Although algorithm performance was independent of scan phase, a suboptimal scan phase could give an erroneous interpretation of the collateral score in an individual. If a CTA scan is acquired in the late venous phase, the amount of contrast visible in the healthy hemisphere could be lower in comparison to the affected hemisphere due to delayed filling of the vasculature [22]. This can result in an apparent high vCS, even when there is a clear deficit visible on CT-perfusion imaging, but delayed filling in the late venous phase is associated with poor baseline collateral status at baseline [22]. An early arterial scan phase could give similar issues due to delayed filling.

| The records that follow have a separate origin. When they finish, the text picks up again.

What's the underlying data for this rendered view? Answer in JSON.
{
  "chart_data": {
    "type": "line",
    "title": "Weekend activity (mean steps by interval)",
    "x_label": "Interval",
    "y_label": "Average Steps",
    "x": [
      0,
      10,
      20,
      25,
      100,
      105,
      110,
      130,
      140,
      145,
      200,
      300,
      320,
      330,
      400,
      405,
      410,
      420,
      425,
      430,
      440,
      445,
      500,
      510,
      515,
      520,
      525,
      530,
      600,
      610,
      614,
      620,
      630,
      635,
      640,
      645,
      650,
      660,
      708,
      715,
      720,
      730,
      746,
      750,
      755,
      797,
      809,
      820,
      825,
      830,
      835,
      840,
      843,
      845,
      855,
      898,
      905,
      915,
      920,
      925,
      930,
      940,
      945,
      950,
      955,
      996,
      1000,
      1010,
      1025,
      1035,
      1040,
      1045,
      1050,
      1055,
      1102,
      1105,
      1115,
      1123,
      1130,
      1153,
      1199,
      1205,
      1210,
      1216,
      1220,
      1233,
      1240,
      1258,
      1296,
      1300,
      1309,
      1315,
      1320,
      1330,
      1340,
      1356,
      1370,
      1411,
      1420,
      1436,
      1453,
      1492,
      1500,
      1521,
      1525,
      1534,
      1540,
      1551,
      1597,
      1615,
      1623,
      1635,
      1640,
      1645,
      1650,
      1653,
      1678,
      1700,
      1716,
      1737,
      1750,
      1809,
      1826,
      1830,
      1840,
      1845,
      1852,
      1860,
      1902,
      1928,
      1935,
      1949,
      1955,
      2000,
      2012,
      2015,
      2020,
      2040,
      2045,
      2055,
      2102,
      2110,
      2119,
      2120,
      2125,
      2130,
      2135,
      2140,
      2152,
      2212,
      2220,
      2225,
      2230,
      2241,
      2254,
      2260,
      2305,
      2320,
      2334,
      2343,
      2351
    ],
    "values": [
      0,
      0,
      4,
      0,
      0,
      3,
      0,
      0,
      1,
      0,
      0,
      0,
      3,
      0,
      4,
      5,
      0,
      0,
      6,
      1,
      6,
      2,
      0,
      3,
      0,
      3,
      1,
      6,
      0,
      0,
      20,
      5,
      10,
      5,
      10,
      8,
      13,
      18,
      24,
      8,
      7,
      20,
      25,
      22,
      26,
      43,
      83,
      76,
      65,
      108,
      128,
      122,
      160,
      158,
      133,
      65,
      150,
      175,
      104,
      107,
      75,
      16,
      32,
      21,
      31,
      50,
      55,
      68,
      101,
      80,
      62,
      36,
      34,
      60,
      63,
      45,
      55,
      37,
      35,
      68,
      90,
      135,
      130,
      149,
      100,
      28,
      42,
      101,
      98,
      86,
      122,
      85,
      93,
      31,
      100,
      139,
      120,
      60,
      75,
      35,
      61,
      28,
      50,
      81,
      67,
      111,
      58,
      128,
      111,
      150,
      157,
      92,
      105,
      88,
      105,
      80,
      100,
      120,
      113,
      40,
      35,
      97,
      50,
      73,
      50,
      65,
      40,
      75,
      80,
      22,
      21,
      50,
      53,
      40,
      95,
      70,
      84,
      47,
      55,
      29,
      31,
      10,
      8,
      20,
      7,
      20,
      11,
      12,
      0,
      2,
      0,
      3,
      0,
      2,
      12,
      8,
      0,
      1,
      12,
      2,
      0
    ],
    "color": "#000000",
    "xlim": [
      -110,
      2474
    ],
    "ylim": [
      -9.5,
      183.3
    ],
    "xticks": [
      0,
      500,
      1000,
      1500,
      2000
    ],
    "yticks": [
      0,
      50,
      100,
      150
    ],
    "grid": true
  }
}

This emphasizes the importance of scan phase awareness when assessing the collateral status.

The mean processing time to produce qCS was 5 min. This should be improved to be able to beat a neuroradiologist in providing a collateral score. Nevertheless, 24/7 availability of computer algorithms, the consistent qCS scoring, and the visualization of intracranial vessels are valuable characteristics for physicians treating patients with a suspected stroke.

Conclusions

This automated collateral score deep learning–based algorithm performs similar to expert radiologists in categorizing patients with a good versus poor collateral score and in predicting functional independence in acute ischemic stroke patients with a large vessel occlusion.